6. Timing under the official clock

The 173.6 s above is GPU timing (batched predict_digits_batch). The budget is 300 s total for all 1100 problems, and tier 10's 2048-step scan dominates. The one delivery risk that is not about correctness: if the official runner is CPU-only, the tier-10 scan can exceed the budget and time out — which would zero the timed-out tiers and drop the primary key. Confirm the runner's hardware (GPU vs CPU) and, if CPU, do a dress-rehearsal run against the 300 s budget before relying on the GPU timing. The correctness result (§3, §5) is independent of this.

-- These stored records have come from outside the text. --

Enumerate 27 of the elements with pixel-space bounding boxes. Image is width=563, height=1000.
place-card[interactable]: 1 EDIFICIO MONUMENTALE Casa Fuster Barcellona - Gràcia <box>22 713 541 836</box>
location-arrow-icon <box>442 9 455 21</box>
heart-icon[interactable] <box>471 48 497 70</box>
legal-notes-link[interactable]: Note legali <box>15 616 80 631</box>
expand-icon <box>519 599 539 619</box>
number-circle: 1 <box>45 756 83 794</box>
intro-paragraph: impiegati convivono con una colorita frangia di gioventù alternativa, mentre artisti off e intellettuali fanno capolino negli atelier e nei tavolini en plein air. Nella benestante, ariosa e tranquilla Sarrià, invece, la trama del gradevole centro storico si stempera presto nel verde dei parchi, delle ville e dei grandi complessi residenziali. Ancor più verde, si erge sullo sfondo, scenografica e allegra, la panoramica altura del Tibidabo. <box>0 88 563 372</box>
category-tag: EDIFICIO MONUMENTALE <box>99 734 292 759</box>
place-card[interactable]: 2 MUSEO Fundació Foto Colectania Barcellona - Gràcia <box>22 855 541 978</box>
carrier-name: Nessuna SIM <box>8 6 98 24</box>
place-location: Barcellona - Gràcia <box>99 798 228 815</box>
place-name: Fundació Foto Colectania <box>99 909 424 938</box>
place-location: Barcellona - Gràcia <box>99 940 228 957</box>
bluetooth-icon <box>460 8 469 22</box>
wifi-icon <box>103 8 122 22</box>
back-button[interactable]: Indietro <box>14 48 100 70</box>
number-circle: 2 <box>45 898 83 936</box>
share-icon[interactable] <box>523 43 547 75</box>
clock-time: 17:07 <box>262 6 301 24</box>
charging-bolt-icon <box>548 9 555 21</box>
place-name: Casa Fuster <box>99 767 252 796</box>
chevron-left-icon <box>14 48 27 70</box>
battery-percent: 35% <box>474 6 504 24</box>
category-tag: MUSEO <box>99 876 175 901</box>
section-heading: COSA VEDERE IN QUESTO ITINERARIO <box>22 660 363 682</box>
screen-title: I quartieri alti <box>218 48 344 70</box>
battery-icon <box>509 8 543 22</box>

7. Compliance, in one line each

(Full argument in README.md → "Compliance split" / "Status under the rules".)

  • Preprocess hooks are pass-through identities — no cross-argument leakage (gate 6).
  • predict_digits reduces only a % p, b % p (two-operand normalisation, allowed) and never forms the three-argument modular product directly.
  • No add/multiply/compare-against-p is hand-coded; the forward pass is tokenise → learned cell → quantise → readout.
  • Principle 2, measured: perturbing trained weights collapses accuracy to the untrained floor (exploration/compliance_perturb.py) — the arithmetic lives in the parameters.
  • Passes modchallenge check; deterministic.